A common application for the Reference (DN) attribute type is for the manager attribute of a person object type. In this example, when you configure the management agent for the connected data source, you set the anchor attribute for the connected data source to employeeID. Next, define the manager attribute as a Reference (DN) attribute type, and then configure the attribute flow so that the connected data source attribute manager maps to the metaverse attribute manager, which is defined by default in the metaverse schema as a Reference (DN) type.
After the data source objects are synchronized with the metaverse, the metaverse manager attribute of the object now references the employeeID attribute of the employee's manager. When you view the properties of a metaverse object that is configured in this way, the value of manager is displayed as a link to the manager object. The following table illustrates this example.
User | Metaverse attribute | Value | Metaverse attribute | Value |
---|---|---|---|---|
Employee |
employeeID |
123 |
manager |
reference to employeeID of manager (456) |
Manager |
employeeID |
456 |
--- |
--- |
Reference (DN) attributes are also commonly used for group memberships. Similar to the example above, the member attribute of a group object can be configured to refer to the globally unique identifier (GUID) of a person object.

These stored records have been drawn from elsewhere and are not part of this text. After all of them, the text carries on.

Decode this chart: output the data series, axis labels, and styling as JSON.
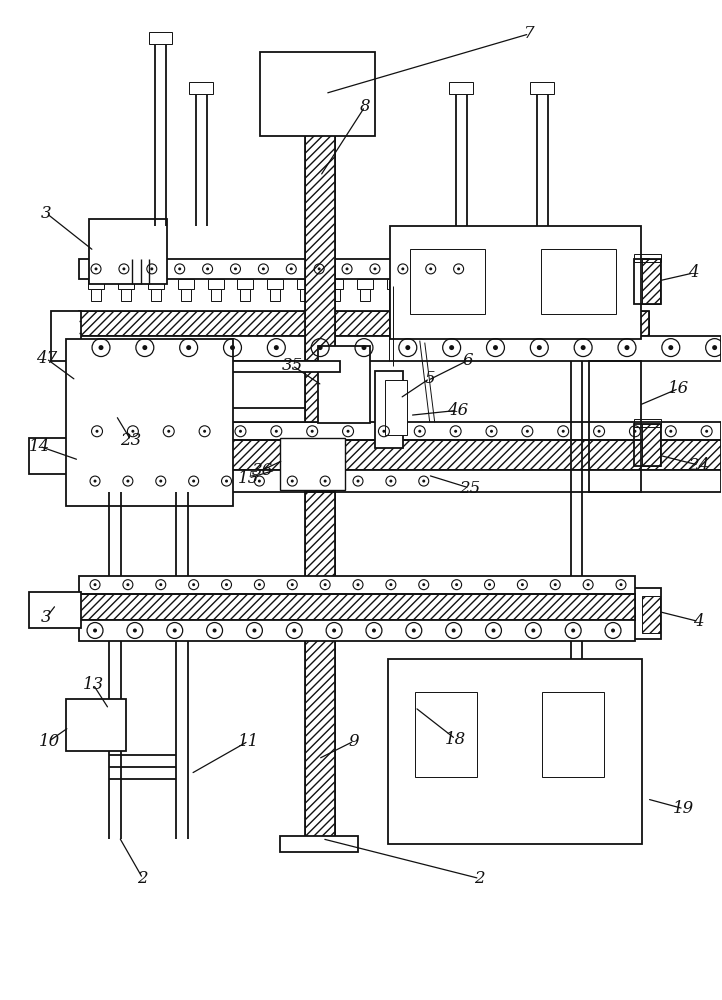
{
  "bg_color": "#ffffff",
  "line_color": "#111111",
  "lw": 1.3,
  "lw_thin": 0.7,
  "lw_med": 1.0,
  "fig_width": 7.22,
  "fig_height": 10.0,
  "dpi": 100
}
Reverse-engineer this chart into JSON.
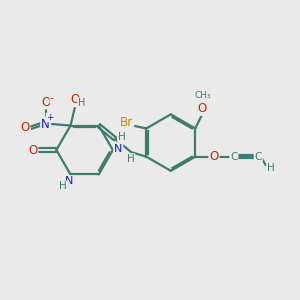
{
  "bg_color": "#eaeaea",
  "bond_color": "#3d7d6e",
  "bond_width": 1.6,
  "dbo": 0.06,
  "atom_colors": {
    "C": "#3d7d6e",
    "N": "#1a1acc",
    "O": "#cc2200",
    "Br": "#cc8800",
    "H": "#3d7d6e"
  },
  "figsize": [
    3.0,
    3.0
  ],
  "dpi": 100
}
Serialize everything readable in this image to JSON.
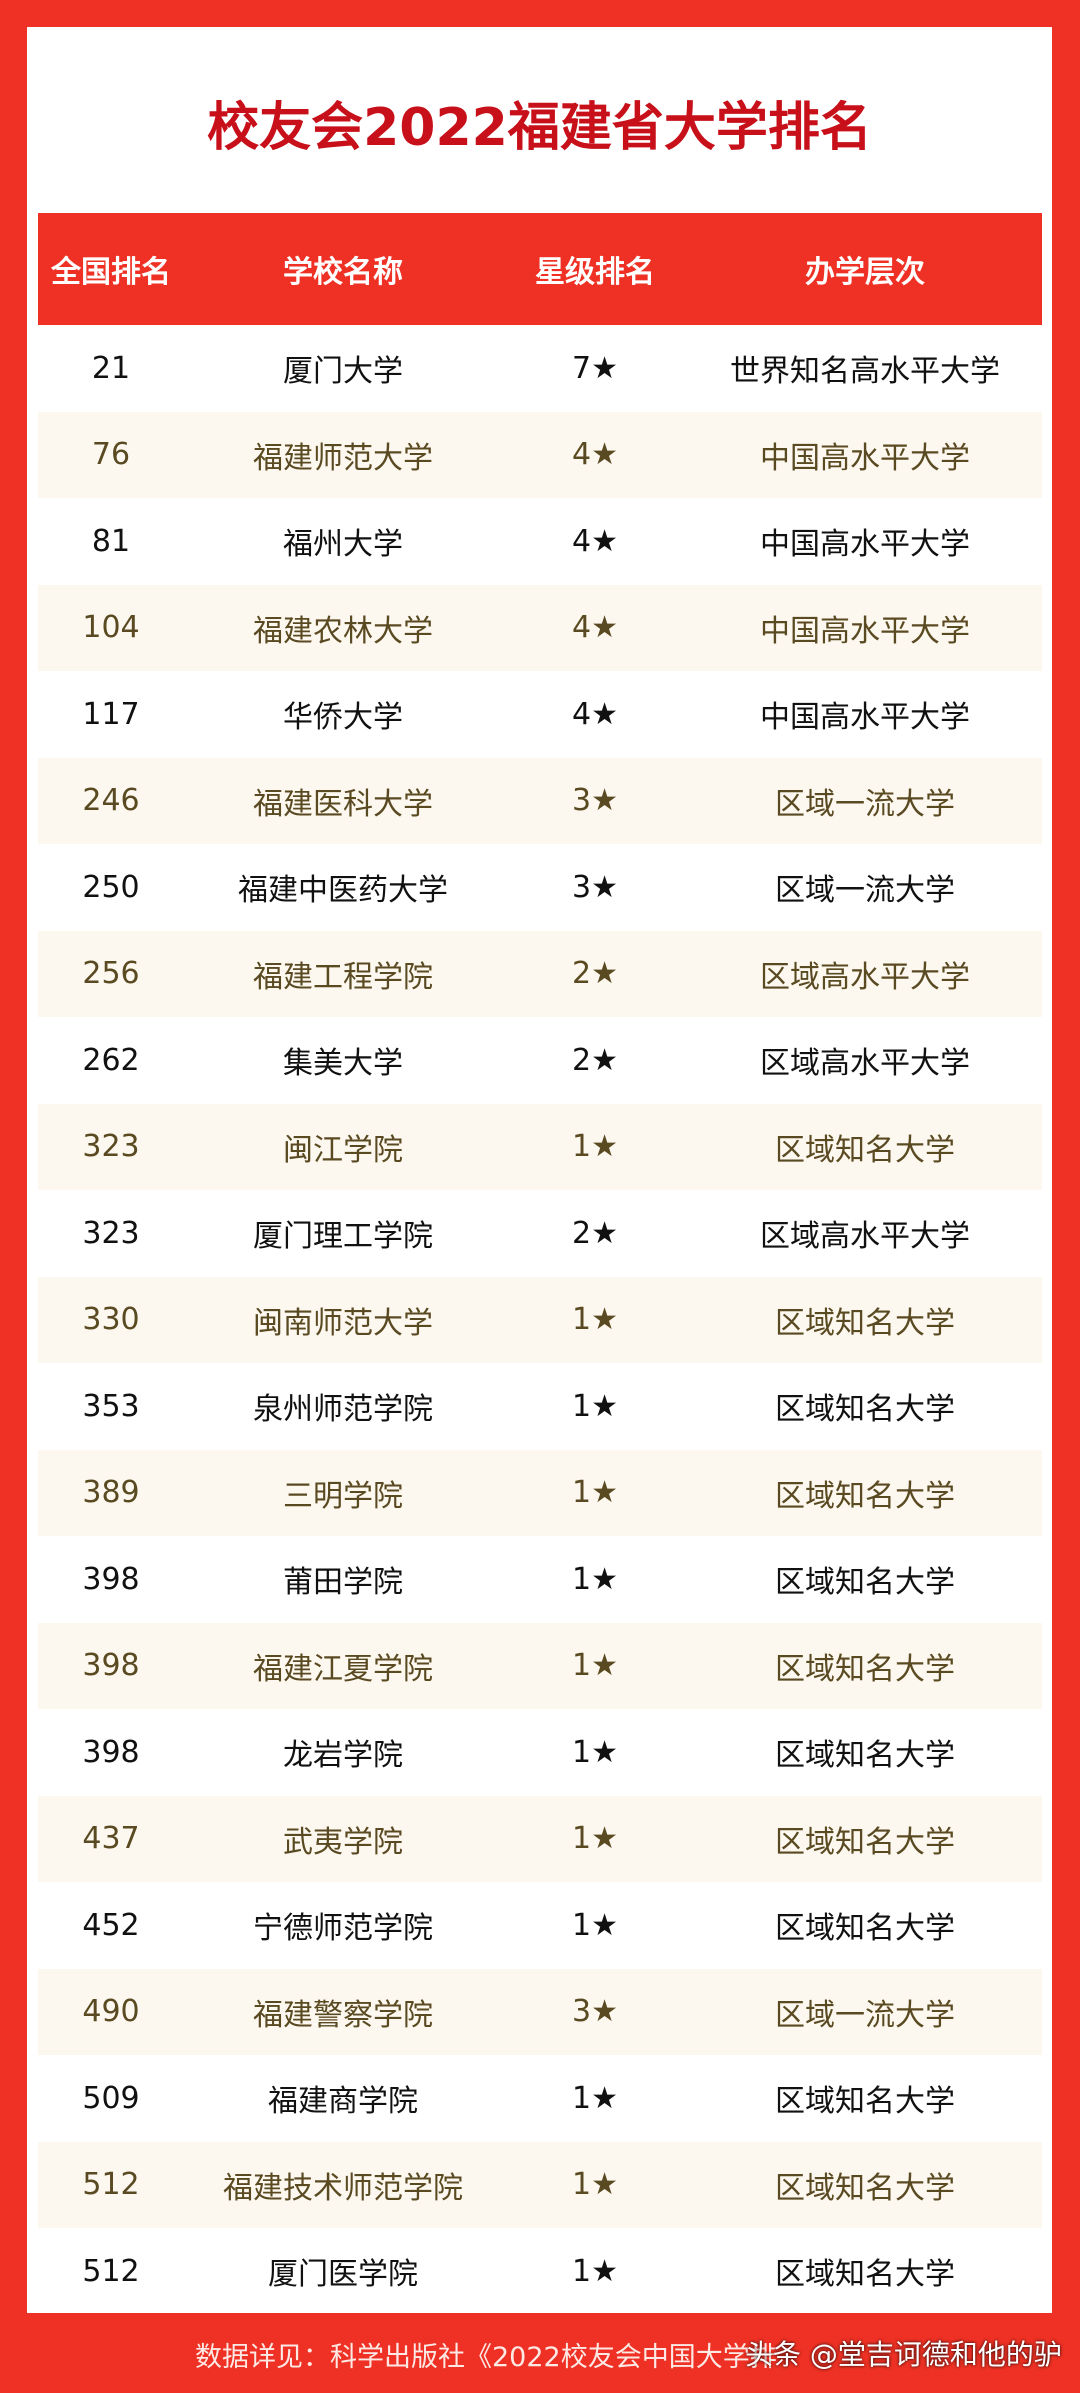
{
  "header": {
    "title": "校友会2022福建省大学排名"
  },
  "table": {
    "columns": [
      "全国排名",
      "学校名称",
      "星级排名",
      "办学层次"
    ],
    "rows": [
      [
        "21",
        "厦门大学",
        "7★",
        "世界知名高水平大学"
      ],
      [
        "76",
        "福建师范大学",
        "4★",
        "中国高水平大学"
      ],
      [
        "81",
        "福州大学",
        "4★",
        "中国高水平大学"
      ],
      [
        "104",
        "福建农林大学",
        "4★",
        "中国高水平大学"
      ],
      [
        "117",
        "华侨大学",
        "4★",
        "中国高水平大学"
      ],
      [
        "246",
        "福建医科大学",
        "3★",
        "区域一流大学"
      ],
      [
        "250",
        "福建中医药大学",
        "3★",
        "区域一流大学"
      ],
      [
        "256",
        "福建工程学院",
        "2★",
        "区域高水平大学"
      ],
      [
        "262",
        "集美大学",
        "2★",
        "区域高水平大学"
      ],
      [
        "323",
        "闽江学院",
        "1★",
        "区域知名大学"
      ],
      [
        "323",
        "厦门理工学院",
        "2★",
        "区域高水平大学"
      ],
      [
        "330",
        "闽南师范大学",
        "1★",
        "区域知名大学"
      ],
      [
        "353",
        "泉州师范学院",
        "1★",
        "区域知名大学"
      ],
      [
        "389",
        "三明学院",
        "1★",
        "区域知名大学"
      ],
      [
        "398",
        "莆田学院",
        "1★",
        "区域知名大学"
      ],
      [
        "398",
        "福建江夏学院",
        "1★",
        "区域知名大学"
      ],
      [
        "398",
        "龙岩学院",
        "1★",
        "区域知名大学"
      ],
      [
        "437",
        "武夷学院",
        "1★",
        "区域知名大学"
      ],
      [
        "452",
        "宁德师范学院",
        "1★",
        "区域知名大学"
      ],
      [
        "490",
        "福建警察学院",
        "3★",
        "区域一流大学"
      ],
      [
        "509",
        "福建商学院",
        "1★",
        "区域知名大学"
      ],
      [
        "512",
        "福建技术师范学院",
        "1★",
        "区域知名大学"
      ],
      [
        "512",
        "厦门医学院",
        "1★",
        "区域知名大学"
      ]
    ]
  },
  "footer": {
    "source": "数据详见：科学出版社《2022校友会中国大学排",
    "watermark": "头条 @堂吉诃德和他的驴"
  }
}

Object | Metaverse attribute | Value | Metaverse attribute | Value |
---|---|---|---|---|
Group |
GUID |
111 |
member |
reference to GUID of person object (222) |
Person |
GUID |
222 |
--- |
--- |
Important | |
For more detailed documentation on implementing Reference (DN) attributes, see "Simple Account Provisioning") at the Microsoft Web Site. (http://www.microsoft.com/) For more information about Allow Nulls, see Attribute Flow Rules. |
Partitions
The connector space of each management agent can be divided into multiple partitions. A management agent partition is a logical memory space where processing of an object and attributes in the connector space take place. Each management agent has one partition by default. Partitions are configured in the Management Agent Designer, and each object type must be assigned to a partition. An object type can only be assigned to one partition, although each partition can be linked to multiple object types. Configuring additional partitions is not required, but is recommended for more efficient processing where a large number of logical object groupings exist. A partition must be specified when creating a run profile. Only the objects in that partition will be processed when the run profile is run.

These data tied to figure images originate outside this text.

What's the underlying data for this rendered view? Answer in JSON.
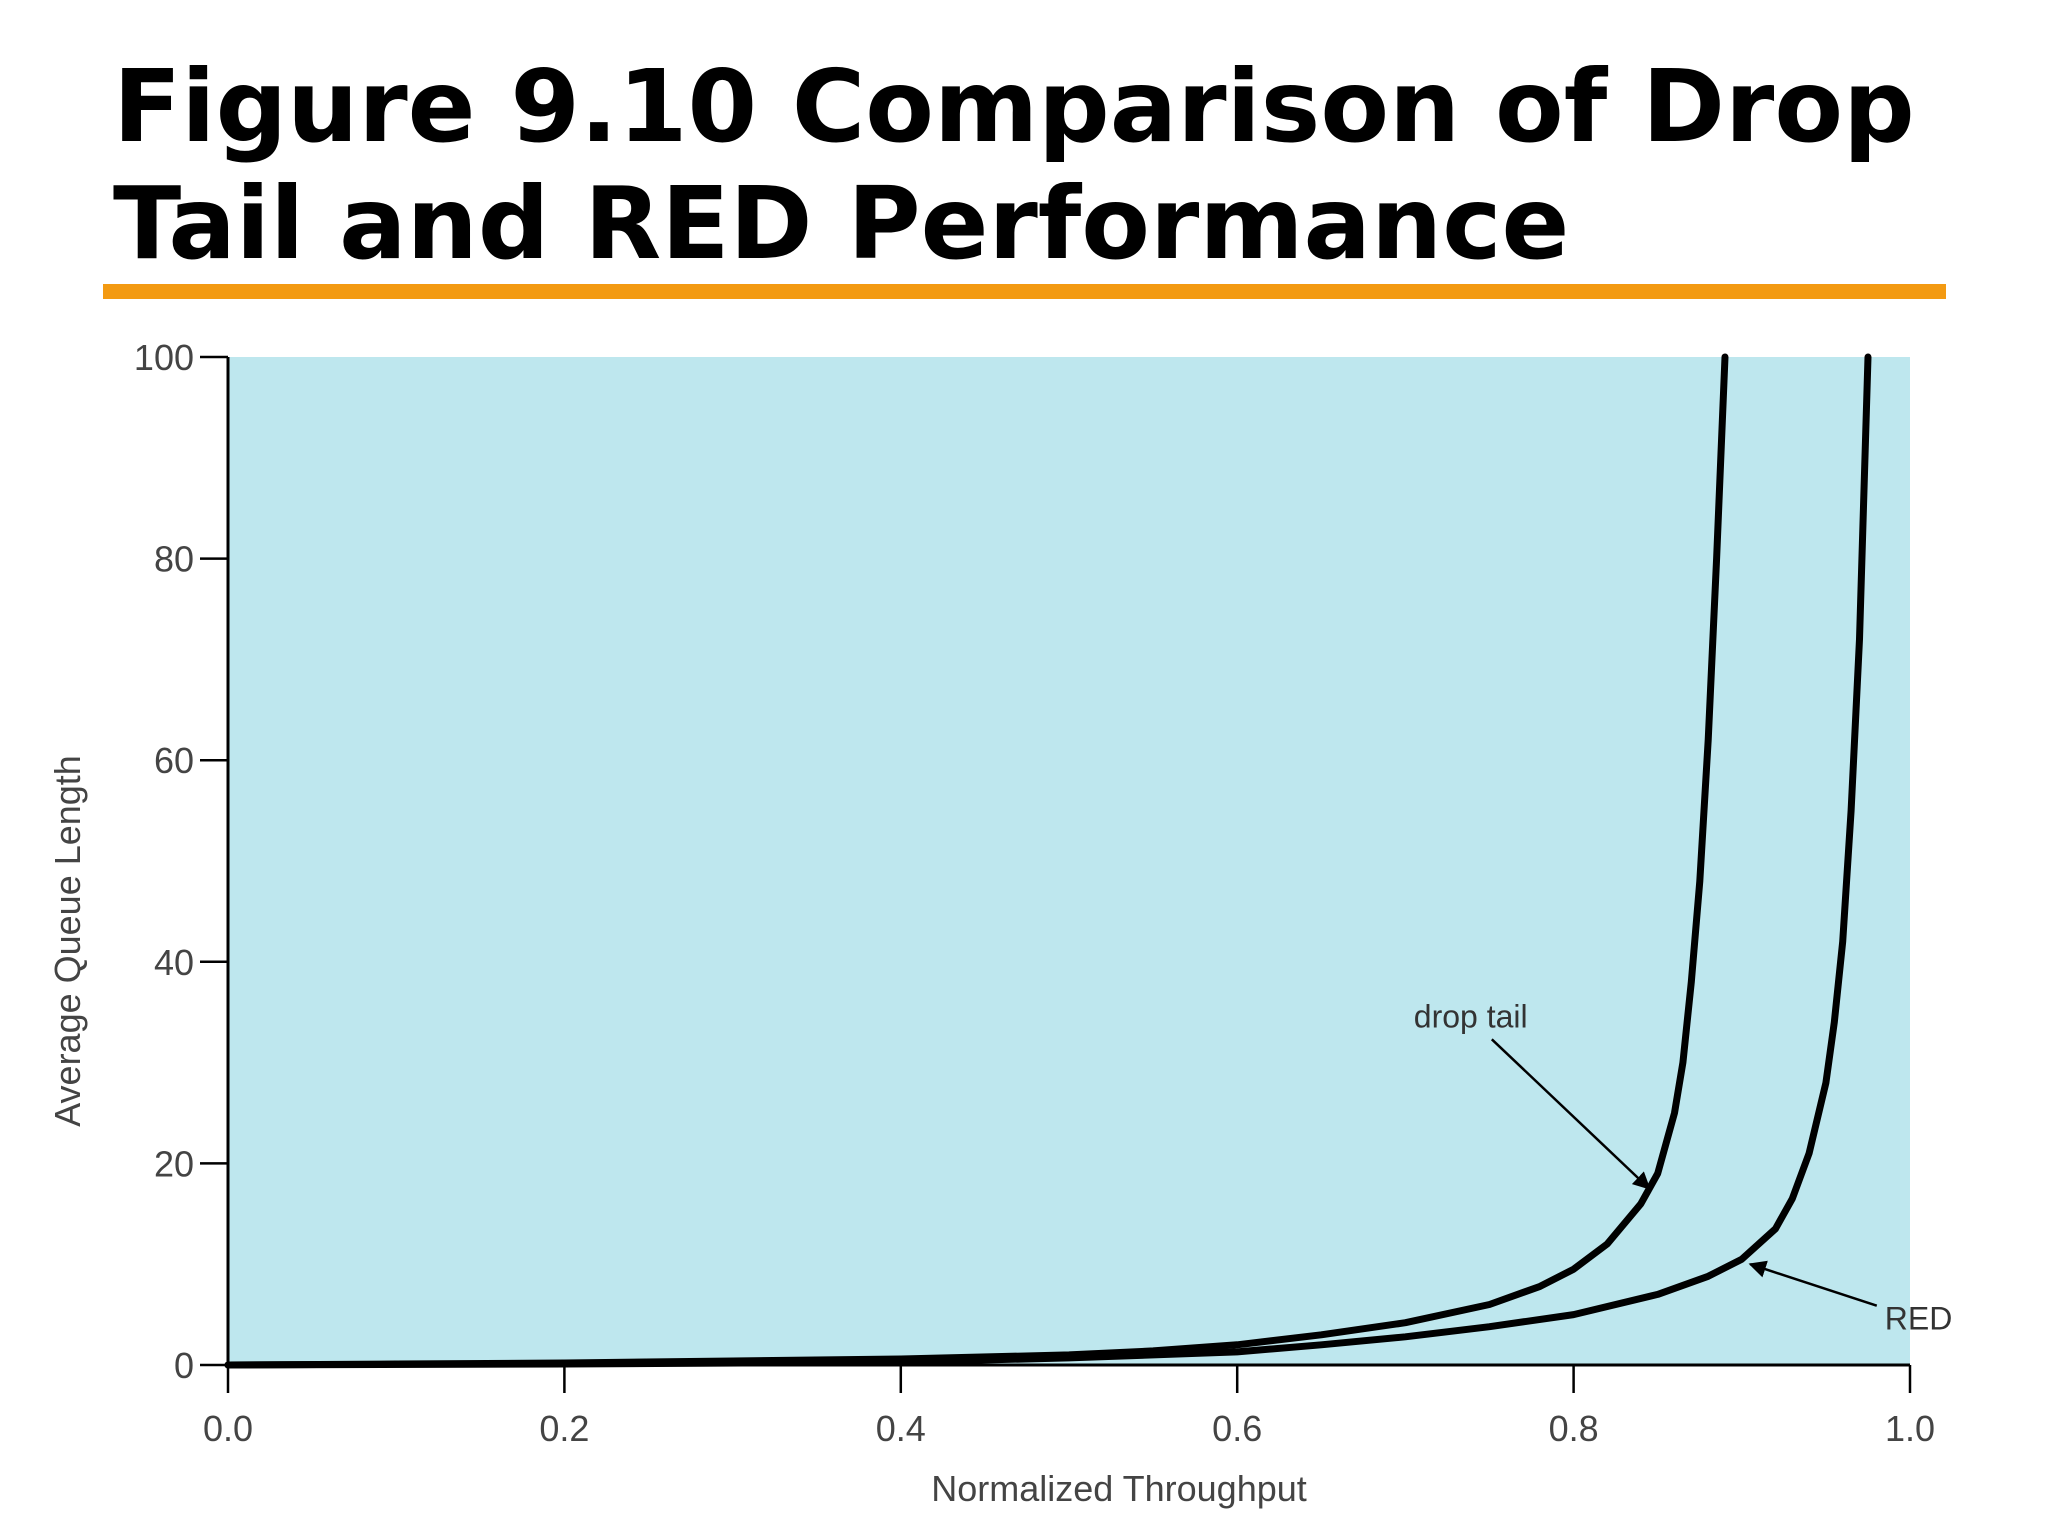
{
  "slide": {
    "title_line1": "Figure 9.10 Comparison of Drop",
    "title_line2": "Tail and RED Performance",
    "accent_color": "#f39a12"
  },
  "chart_data": {
    "type": "line",
    "xlabel": "Normalized Throughput",
    "ylabel": "Average Queue Length",
    "xlim": [
      0.0,
      1.0
    ],
    "ylim": [
      0,
      100
    ],
    "x_ticks": [
      "0.0",
      "0.2",
      "0.4",
      "0.6",
      "0.8",
      "1.0"
    ],
    "x_tick_values": [
      0.0,
      0.2,
      0.4,
      0.6,
      0.8,
      1.0
    ],
    "y_ticks": [
      "0",
      "20",
      "40",
      "60",
      "80",
      "100"
    ],
    "y_tick_values": [
      0,
      20,
      40,
      60,
      80,
      100
    ],
    "grid": false,
    "plot_background": "#bee7ee",
    "line_color": "#000000",
    "series": [
      {
        "x": [
          0.0,
          0.1,
          0.2,
          0.3,
          0.4,
          0.5,
          0.55,
          0.6,
          0.65,
          0.7,
          0.75,
          0.78,
          0.8,
          0.82,
          0.84,
          0.85,
          0.86,
          0.865,
          0.87,
          0.875,
          0.88,
          0.885,
          0.89
        ],
        "y": [
          0,
          0.1,
          0.2,
          0.4,
          0.6,
          1.0,
          1.4,
          2.0,
          3.0,
          4.2,
          6.0,
          7.8,
          9.5,
          12,
          16,
          19,
          25,
          30,
          38,
          48,
          62,
          80,
          100
        ]
      },
      {
        "x": [
          0.0,
          0.2,
          0.4,
          0.5,
          0.6,
          0.65,
          0.7,
          0.75,
          0.8,
          0.85,
          0.88,
          0.9,
          0.92,
          0.93,
          0.94,
          0.95,
          0.955,
          0.96,
          0.965,
          0.97,
          0.975
        ],
        "y": [
          0,
          0.1,
          0.3,
          0.7,
          1.3,
          2.0,
          2.8,
          3.8,
          5.0,
          7.0,
          8.8,
          10.5,
          13.5,
          16.5,
          21,
          28,
          34,
          42,
          55,
          72,
          100
        ]
      }
    ],
    "annotations": [
      {
        "text": "drop tail",
        "series_index": 0,
        "point": [
          0.845,
          17.5
        ],
        "text_pos": [
          0.705,
          33.5
        ]
      },
      {
        "text": "RED",
        "series_index": 1,
        "point": [
          0.905,
          10.0
        ],
        "text_pos": [
          0.985,
          3.5
        ]
      }
    ]
  }
}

The following illustration shows a management agent that is configured with two partitions, Partition 1 and Partition 2. The object type Person is assigned to Partition 1, and the object type Group is assigned to Partition 2. The run profile PersonOnly is configured to process only object types that are assigned to Partition 1, and the run profile GroupOnly is configured to process only object types that are assigned to Partition 2.
Working together
When you run a management agent, changes that you make to objects in the connected data source are written to the connector space, management agent rules are applied, and the resulting data is then written to the metaverse. Then, the metaverse sends those changes to the connector space of other connected data sources that the object might be synchronized with, and their respective management agents propagate the changes to those connected data sources. For more information about management agent rules, see Understanding Management Agent Rules.
The following illustration shows the flow of data from one data source to two other data sources.